Integrantes do Grupo de Atuação Especial de Combate às Organizações Criminosas (Gaeco) do Ministério Público do Maranhão pediram exoneração coletiva em resposta à recomendação de soltura de políticos presos. O parecer favorável à liberação do prefeito de Turilândia, Paulo Curió, e de outros investigados, que estão envolvidos em um esquema de desvio de recursos públicos, provocou indignação entre os promotores. O pedido foi formalizado no domingo e enviado ao procurador-geral de Justiça, Danilo José de Castro Ferreira.

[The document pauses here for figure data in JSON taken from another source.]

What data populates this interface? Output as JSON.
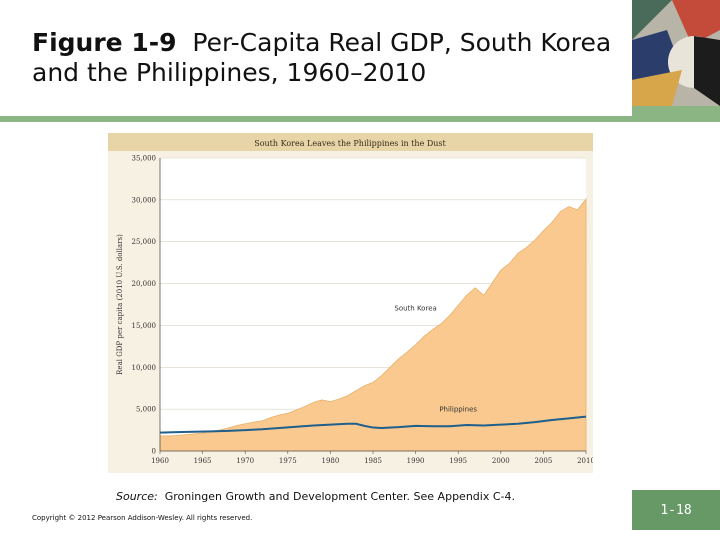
{
  "slide": {
    "title_bold": "Figure 1-9",
    "title_rest": "Per-Capita Real GDP, South Korea and the Philippines, 1960–2010",
    "source_label": "Source:",
    "source_text": "Groningen Growth and Development Center. See Appendix C-4.",
    "copyright": "Copyright © 2012 Pearson Addison-Wesley. All rights reserved.",
    "page_number": "1-18",
    "colors": {
      "accent_green": "#8bb582",
      "page_box": "#669966"
    }
  },
  "chart_data": {
    "type": "area",
    "title": "South Korea Leaves the Philippines in the Dust",
    "ylabel": "Real GDP per capita (2010 U.S. dollars)",
    "xlabel": "",
    "xlim": [
      1960,
      2010
    ],
    "ylim": [
      0,
      35000
    ],
    "x_ticks": [
      1960,
      1965,
      1970,
      1975,
      1980,
      1985,
      1990,
      1995,
      2000,
      2005,
      2010
    ],
    "y_ticks": [
      0,
      5000,
      10000,
      15000,
      20000,
      25000,
      30000,
      35000
    ],
    "y_tick_labels": [
      "0",
      "5,000",
      "10,000",
      "15,000",
      "20,000",
      "25,000",
      "30,000",
      "35,000"
    ],
    "grid": true,
    "series": [
      {
        "name": "South Korea",
        "color": "#f9c98f",
        "x": [
          1960,
          1961,
          1962,
          1963,
          1964,
          1965,
          1966,
          1967,
          1968,
          1969,
          1970,
          1971,
          1972,
          1973,
          1974,
          1975,
          1976,
          1977,
          1978,
          1979,
          1980,
          1981,
          1982,
          1983,
          1984,
          1985,
          1986,
          1987,
          1988,
          1989,
          1990,
          1991,
          1992,
          1993,
          1994,
          1995,
          1996,
          1997,
          1998,
          1999,
          2000,
          2001,
          2002,
          2003,
          2004,
          2005,
          2006,
          2007,
          2008,
          2009,
          2010
        ],
        "y": [
          1800,
          1800,
          1850,
          1950,
          2050,
          2150,
          2350,
          2500,
          2750,
          3050,
          3250,
          3450,
          3600,
          4000,
          4300,
          4500,
          4900,
          5300,
          5800,
          6100,
          5900,
          6200,
          6600,
          7200,
          7800,
          8200,
          9000,
          10000,
          11000,
          11800,
          12700,
          13700,
          14500,
          15200,
          16200,
          17400,
          18600,
          19500,
          18600,
          20100,
          21600,
          22400,
          23600,
          24300,
          25200,
          26300,
          27300,
          28600,
          29200,
          28800,
          30100
        ]
      },
      {
        "name": "Philippines",
        "color": "#1f5f8b",
        "x": [
          1960,
          1962,
          1964,
          1966,
          1968,
          1970,
          1972,
          1974,
          1976,
          1978,
          1980,
          1982,
          1983,
          1984,
          1985,
          1986,
          1988,
          1990,
          1992,
          1994,
          1996,
          1998,
          2000,
          2002,
          2004,
          2006,
          2008,
          2010
        ],
        "y": [
          2200,
          2250,
          2300,
          2350,
          2400,
          2500,
          2600,
          2750,
          2900,
          3050,
          3150,
          3250,
          3250,
          3000,
          2800,
          2750,
          2850,
          3000,
          2950,
          2950,
          3100,
          3050,
          3150,
          3250,
          3450,
          3700,
          3900,
          4100
        ]
      }
    ],
    "annotations": [
      {
        "text": "South Korea",
        "x": 1990,
        "y": 16800
      },
      {
        "text": "Philippines",
        "x": 1995,
        "y": 4700
      }
    ]
  }
}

Os promotores alegam que a decisão da Procuradoria-Geral de Justiça enfraquece a credibilidade do Ministério Público e contraria o entendimento técnico do Gaeco. Eles destacam que a investigação revela um esquema criminoso que desviou cerca de R$ 56 milhões dos cofres públicos, comprometendo áreas essenciais como Saúde e Assistência Social. Os promotores afirmam que a divergência de opiniões tornou inviável a sua permanência no órgão, o que pode impactar negativamente o combate ao crime organizado na região.
Agora, a decisão sobre a soltura dos políticos investigados cabe à 3ª Câmara Criminal do Tribunal de Justiça do Maranhão. O caso, que já resultou na prisão de 21 pessoas, incluindo o prefeito e vereadores, levanta preocupações sobre a governança em Turilândia, que ficou sem liderança efetiva. O desdobramento dessa situação poderá influenciar futuras investigações e a confiança da população nas instituições de justiça.